Today, just day three of our twenty-one-day adventure, those skills came in very handy. The first hiccup happened when our lunch plans got altered. Our lunch date got called away (welcome to the life of a priest-parent!). I was super sad about missing our visit but know all too well that things happen. But when you travel with my super husband, all is not lost. During lunch, my husband coordinated Plan B, and off we went to the Oklahoma City National Memorial. I had only seen the site in pictures, but pictures cannot capture the power of seeing all those names, retelling the tragic story to our kids, noting small chairs for the children in daycare who died that day, and even worse, the one chair that indicated the death of a pregnant woman, with the unborn named child on her chair. It was a powerful moment of sobriety and a reminder to all of us how much we need to savor one another.
Fast forward to our final destination. We were all tired and a bit weary. When we stopped at our hotel to check in, we figured the water gushing from a ceiling down the hall was a bad sign. Sure enough, the hotel’s water had been shut down, with no estimated fix schedule. Before we even got through the line to cancel our registration, my husband was already booking an alternative hotel on his phone, and then calling customer service to make sure our prior booking wouldn’t charge our card. Our frazzled, anxious little family was on our way to a new hotel less than a block away within the half-hour.
It had been a heavy day. We began the day with conversations about the Trail of Tears, why there are so many reservations in Oklahoma, and what we can do as consumers to support the economy of indigenous Americans. We talked about Juneteenth, and wondered about our experiences in Little Rock and how much more work we have to do. We recalled mass violence and the death penalty as we walked through the vivid artistry of the Oklahoma City National Memorial. And we dealt with our own travel hiccups. Needless to say, as walked in 100-degree weather to an impromptu dinner, we were all a bit worse for the wear.

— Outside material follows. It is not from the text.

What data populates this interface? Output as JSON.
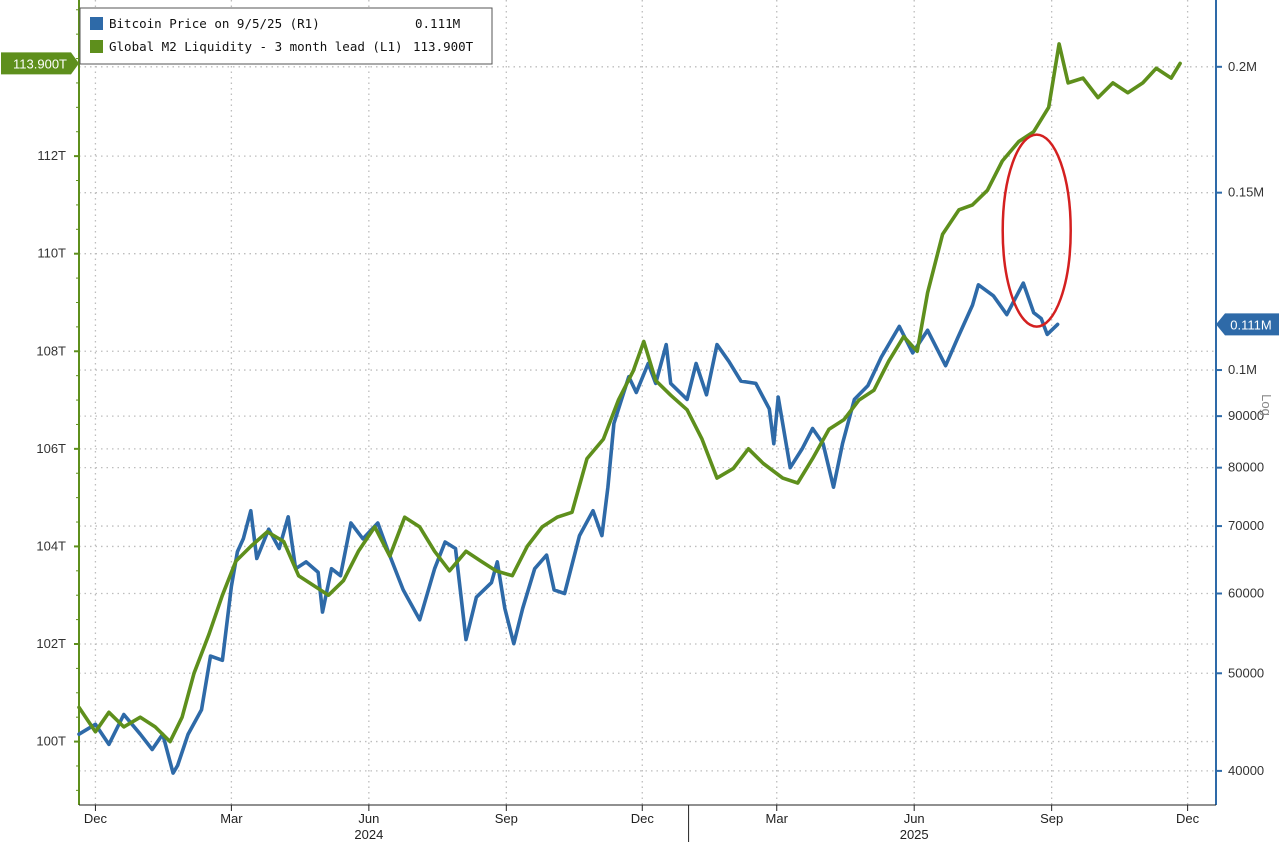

And then I saw it. A beautiful, unusual flower lining the road of our walk. It seemed silly to stop and take a picture of the flowers (or at least, so my then cranky family told me), but I knew this was the Holy Spirit’s way of telling me to look around at the blessings of the day: to remember the constant invitation to think about injustice in all its forms and how we can be agents of change; to remember that even when things do not go your way, sometimes equally wonderful things happen; to remember that even in the midst of sweaty, weary, whiny messes, God uses the gifts of all of us (problem-solving husbands, caring strangers, and even nature herself) to renew and restore us. What blessings has the Holy Spirit been trying to show you today?